Um estudo divulgado no dia 13 de abril, coordenado por um grupo de pesquisadores da Universidade Livre de Berlim, na Alemanha, em parceria com a Universidade Federal de Minas Gerais e a Universidade de Brasília, revelou que em 15% dos domicílios do país há privação de alimentos e fome. Intitulado “Efeitos da pandemia na alimentação e na situação da segurança alimentar no Brasil”, o levantamento constatou que o acesso a alimentos importantes para uma dieta regular também caiu: 44% das pessoas reduziram o consumo de carnes e 41% diminuíram o consumo de frutas.

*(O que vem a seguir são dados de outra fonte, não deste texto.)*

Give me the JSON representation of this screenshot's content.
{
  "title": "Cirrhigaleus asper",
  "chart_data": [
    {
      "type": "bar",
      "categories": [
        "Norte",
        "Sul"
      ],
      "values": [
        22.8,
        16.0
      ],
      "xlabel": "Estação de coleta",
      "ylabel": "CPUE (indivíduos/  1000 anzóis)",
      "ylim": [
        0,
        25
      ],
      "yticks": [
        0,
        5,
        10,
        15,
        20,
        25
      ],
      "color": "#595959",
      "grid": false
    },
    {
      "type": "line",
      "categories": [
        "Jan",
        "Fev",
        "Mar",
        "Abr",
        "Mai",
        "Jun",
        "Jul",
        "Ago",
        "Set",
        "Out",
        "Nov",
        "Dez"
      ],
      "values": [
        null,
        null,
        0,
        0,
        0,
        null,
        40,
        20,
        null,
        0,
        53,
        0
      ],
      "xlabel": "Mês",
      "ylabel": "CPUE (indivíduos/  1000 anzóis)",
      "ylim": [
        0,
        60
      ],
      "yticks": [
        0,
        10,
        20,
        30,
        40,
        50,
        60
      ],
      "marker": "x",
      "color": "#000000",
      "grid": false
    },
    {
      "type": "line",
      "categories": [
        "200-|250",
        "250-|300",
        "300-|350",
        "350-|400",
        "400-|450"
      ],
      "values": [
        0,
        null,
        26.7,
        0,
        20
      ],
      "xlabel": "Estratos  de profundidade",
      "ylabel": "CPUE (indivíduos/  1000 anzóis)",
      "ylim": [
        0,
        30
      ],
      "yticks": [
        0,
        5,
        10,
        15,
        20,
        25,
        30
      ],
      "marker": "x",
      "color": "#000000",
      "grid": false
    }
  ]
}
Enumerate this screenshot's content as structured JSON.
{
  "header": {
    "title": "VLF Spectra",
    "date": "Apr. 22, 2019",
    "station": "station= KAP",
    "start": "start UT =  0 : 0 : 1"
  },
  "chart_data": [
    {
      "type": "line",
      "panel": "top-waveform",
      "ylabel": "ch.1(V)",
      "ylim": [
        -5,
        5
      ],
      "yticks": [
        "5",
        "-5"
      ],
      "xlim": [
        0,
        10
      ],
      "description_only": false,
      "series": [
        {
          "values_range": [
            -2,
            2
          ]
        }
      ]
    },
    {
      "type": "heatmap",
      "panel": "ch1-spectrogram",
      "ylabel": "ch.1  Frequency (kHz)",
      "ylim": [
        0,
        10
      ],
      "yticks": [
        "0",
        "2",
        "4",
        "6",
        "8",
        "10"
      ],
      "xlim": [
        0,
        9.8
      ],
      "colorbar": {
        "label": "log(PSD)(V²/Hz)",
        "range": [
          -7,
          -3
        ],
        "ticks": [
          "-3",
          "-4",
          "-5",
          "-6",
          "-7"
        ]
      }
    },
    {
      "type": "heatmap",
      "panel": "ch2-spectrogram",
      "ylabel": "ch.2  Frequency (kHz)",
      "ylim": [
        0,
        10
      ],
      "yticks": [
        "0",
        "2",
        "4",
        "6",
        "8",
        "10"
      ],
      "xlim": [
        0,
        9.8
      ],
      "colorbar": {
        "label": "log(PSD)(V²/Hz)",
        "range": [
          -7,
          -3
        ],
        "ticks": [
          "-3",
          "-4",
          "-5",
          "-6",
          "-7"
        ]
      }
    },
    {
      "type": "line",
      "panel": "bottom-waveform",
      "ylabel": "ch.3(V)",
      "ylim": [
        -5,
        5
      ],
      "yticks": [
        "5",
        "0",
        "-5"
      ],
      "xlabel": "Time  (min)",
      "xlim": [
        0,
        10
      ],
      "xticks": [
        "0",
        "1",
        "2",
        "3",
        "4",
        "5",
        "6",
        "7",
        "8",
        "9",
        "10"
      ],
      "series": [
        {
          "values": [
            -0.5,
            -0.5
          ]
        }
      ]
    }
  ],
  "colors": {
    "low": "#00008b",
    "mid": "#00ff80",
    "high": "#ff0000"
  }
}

 Estudos como estes mostram, em números, como as instabilidades socioeconômicas no Brasil foram acentuadas pela pandemia. O quadro que já se encontrava negativo quase duplicou de tamanho. Em 2018, os dados da Pesquisa de Orçamentos Familiares realizada pelo Instituto Brasileiro de Geografia e Estatística (IBGE) já evidenciavam o retrocesso do Brasil no combate à fome - na época, cerca de 10 milhões de brasileiros enfrentavam algum grau de insegurança alimentar e em apenas dois anos esse número saltou para 19 milhões.


Se ainda temos alguma esperança de chamar o Brasil de nação, em que, por princípio, pessoas que aqui vivem mantêm entre si algum laço de solidariedade, é preciso conter essa escalada de crescimento da desintegração da dignidade o quanto antes. As desigualdades alimentares, especialmente o acesso a alimentos saudáveis de forma regular e em quantidade e qualidade suficientes, não podem ser naturalizadas e encaradas como uma simples fatalidade. Pessoas não morrem de fome ao acaso: elas são condenadas à fome pelo desamparo e descaso público de governos que fingem não ver a vulnerabilidade brasileira nessa recessão sem fim.  São condenadas à fome por governos que cortam benefícios, reduzem “auxílios” a valores estupidamente insuficientes e as abandonam à própria sorte, forçando-as a enfrentarem sozinhas a desigualdade, a pobreza e, assim, a morte.